With the Constitutional Convention sitting in the summer, there was less time for soul-searching after the result than among the defeated parties in Scotland and Wales. Powell told the electors bluntly that they were wrong, likening them to the crowds that had cheered the Munich Agreement in 1938.107 The Protestant Telegraph wrote bitterly of ‘A Nation's Folly’, while the Orange Lodges made a virtue out of necessity by accepting the result as a mark of their commitment to democracy. Would Nationalists follow suit, they inquired, by accepting the democratic verdict of the Border Poll?108
The Newsletter struck a more optimistic note. Isolation, it acknowledged, was no longer an option in ‘the era of superpowers’, but membership of the European Community could be more than a pragmatic accommodation to necessity. It offered, instead, a new future for a nation disoriented by the end of empire, and a rebuke to Dean Acheson's famous dictum that Britain had ‘lost an Empire, but not yet found a role’:
That role has now been discovered – the completion of centuries of defence of Western Europe by helping to organize its previously warring nation States into a new and prosperous Commonwealth of 250 million people. This is an opportunity to make permanent the liberation of Europe for which many Ulstermen fought and died.

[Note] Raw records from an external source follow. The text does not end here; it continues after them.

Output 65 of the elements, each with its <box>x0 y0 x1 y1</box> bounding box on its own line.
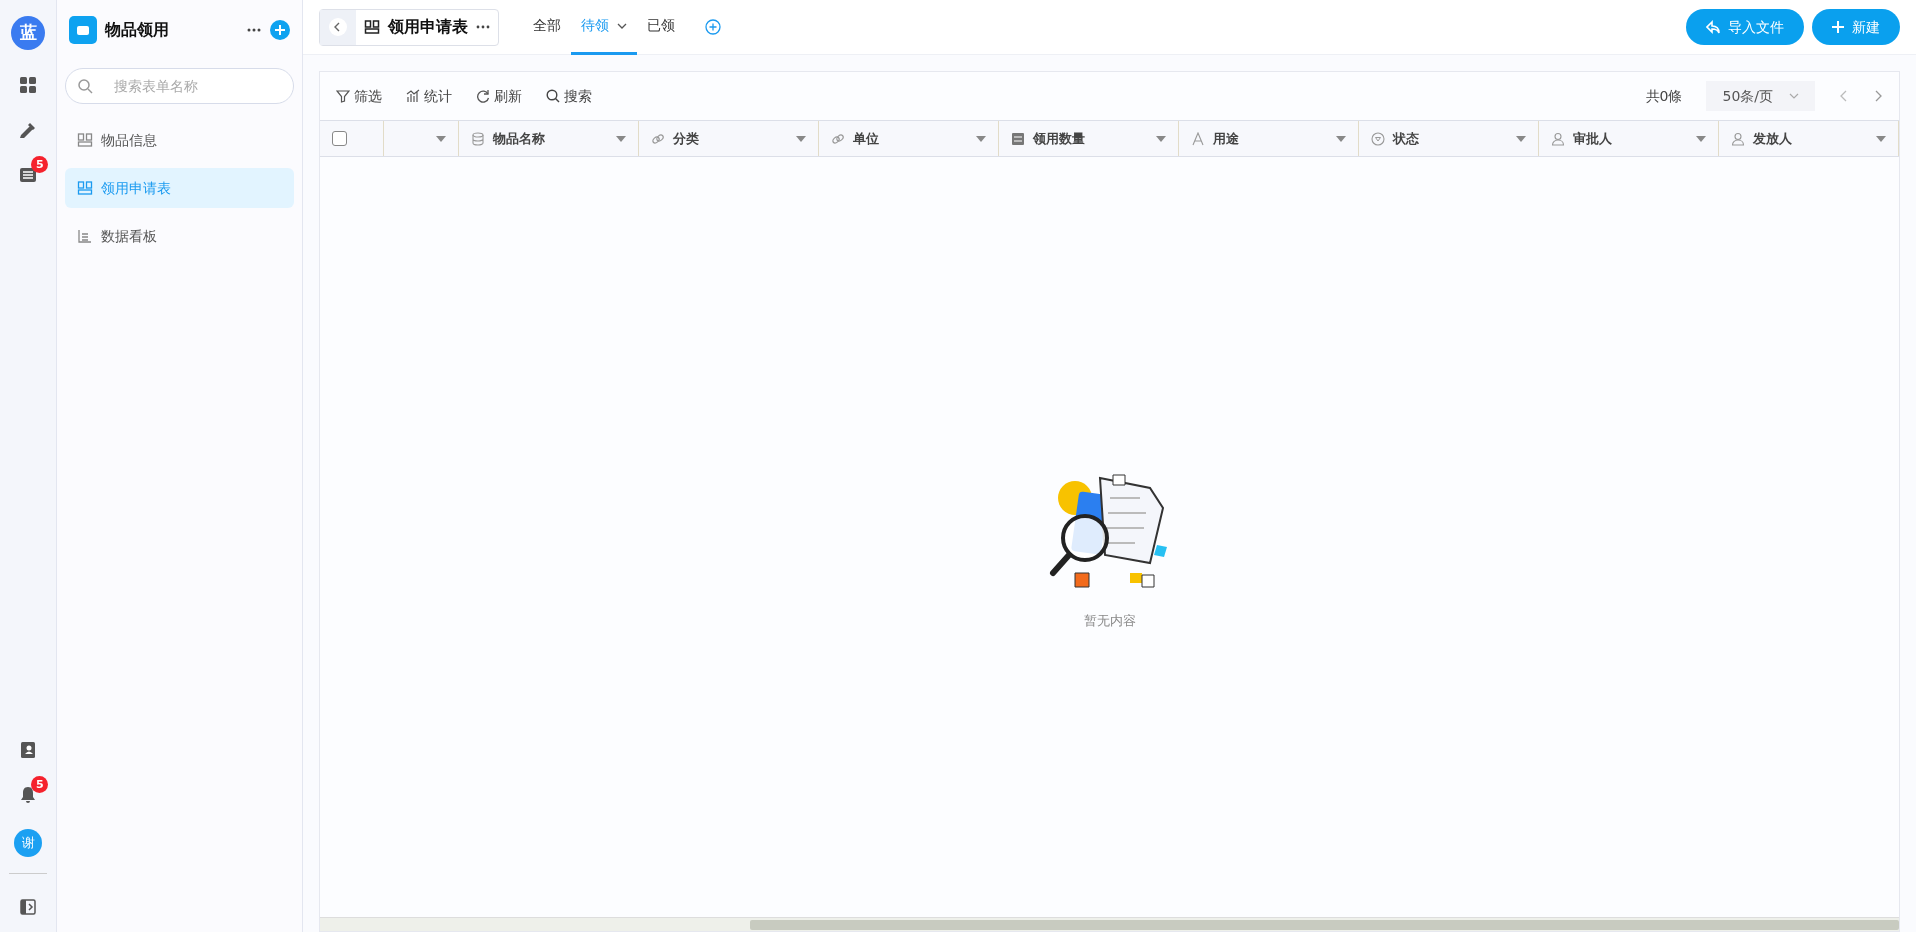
link-icon <box>651 131 665 146</box>
sort-caret-icon[interactable] <box>1336 135 1346 142</box>
list-icon[interactable] <box>18 165 39 185</box>
notification-count: 5 <box>31 776 49 793</box>
refresh-icon <box>476 89 490 103</box>
database-icon <box>471 131 485 146</box>
search-button[interactable]: 搜索 <box>546 85 592 107</box>
column-header: 用途 <box>1213 129 1240 148</box>
column-header: 领用数量 <box>1033 129 1086 148</box>
view-tab[interactable]: 已领 <box>637 0 685 55</box>
chevron-down-icon <box>1789 91 1799 101</box>
bar-chart-icon <box>406 89 420 103</box>
column-header: 物品名称 <box>493 129 546 148</box>
chart-icon <box>77 228 94 244</box>
add-view-icon[interactable] <box>705 19 721 35</box>
app-icon <box>69 16 98 44</box>
sidebar-item[interactable]: 物品信息 <box>65 120 294 160</box>
sort-caret-icon[interactable] <box>1876 135 1886 142</box>
filter-button[interactable]: 筛选 <box>336 85 382 107</box>
sort-caret-icon[interactable] <box>976 135 986 142</box>
previous-page-icon[interactable] <box>1839 90 1849 102</box>
sort-caret-icon[interactable] <box>616 135 626 142</box>
plus-icon <box>1832 21 1844 33</box>
sort-caret-icon[interactable] <box>1696 135 1706 142</box>
search-icon <box>546 89 560 103</box>
app-title: 物品领用 <box>105 19 171 41</box>
empty-message: 暂无内容 <box>1083 612 1136 631</box>
search-icon <box>77 78 94 94</box>
view-tab[interactable]: 全部 <box>523 0 571 55</box>
column-header: 审批人 <box>1573 129 1613 148</box>
number-field-icon <box>1011 131 1025 146</box>
record-count: 共0條 <box>1645 86 1683 106</box>
add-icon[interactable] <box>270 20 290 40</box>
sort-caret-icon[interactable] <box>1156 135 1166 142</box>
link-icon <box>831 131 845 146</box>
form-icon <box>364 19 380 35</box>
reply-arrow-icon <box>1706 20 1720 34</box>
refresh-button[interactable]: 刷新 <box>476 85 522 107</box>
column-header: 发放人 <box>1753 129 1793 148</box>
back-icon <box>328 17 348 37</box>
collapse-sidebar-icon[interactable] <box>19 898 38 916</box>
text-field-icon <box>1191 131 1205 146</box>
sidebar-item[interactable]: 数据看板 <box>65 216 294 256</box>
column-header: 分类 <box>673 129 700 148</box>
form-icon <box>77 180 94 196</box>
column-header: 状态 <box>1393 129 1420 148</box>
grid-icon[interactable] <box>18 75 39 95</box>
person-icon <box>1551 131 1565 146</box>
form-icon <box>77 132 94 148</box>
form-title: 领用申请表 <box>388 16 468 38</box>
search-field[interactable]: 搜索表单名称 <box>65 68 294 104</box>
sort-caret-icon[interactable] <box>796 135 806 142</box>
sort-caret-icon[interactable] <box>436 135 446 142</box>
chart-button[interactable]: 统计 <box>406 85 452 107</box>
logo[interactable]: 蓝 <box>11 16 46 50</box>
status-icon <box>1371 131 1385 146</box>
checkbox[interactable] <box>332 131 347 146</box>
filter-icon <box>336 89 350 103</box>
notification-count: 5 <box>31 156 49 173</box>
next-page-icon[interactable] <box>1873 90 1883 102</box>
column-header: 单位 <box>853 129 880 148</box>
horizontal-scrollbar[interactable] <box>320 917 1899 931</box>
page-size-select[interactable]: 50条/页 <box>1706 81 1815 111</box>
sort-caret-icon[interactable] <box>1516 135 1526 142</box>
person-icon <box>1731 131 1745 146</box>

The ‘political unification of Europe on democratic lines’, it argued, was ‘a noble enterprise’ which took on a special resonance as the bicentenary of the United States of America approached in 1976:
Currently we are in the period of celebration of the joining-up in independence of 13 bickering and individually weak British States on the far side of the Atlantic, 200 years ago, to form ‘a more perfect union’ – the United States of America. Now, on this side of the Atlantic, the various States, including Britain, have the opportunity to fulfil their own centuries’ old dream, and form ‘a more perfect union’ – the United States of Europe.109
For those who dreamed of a politics of moderation and co-operation across communities, the politics of Northern Ireland would rarely appear so hopeful again.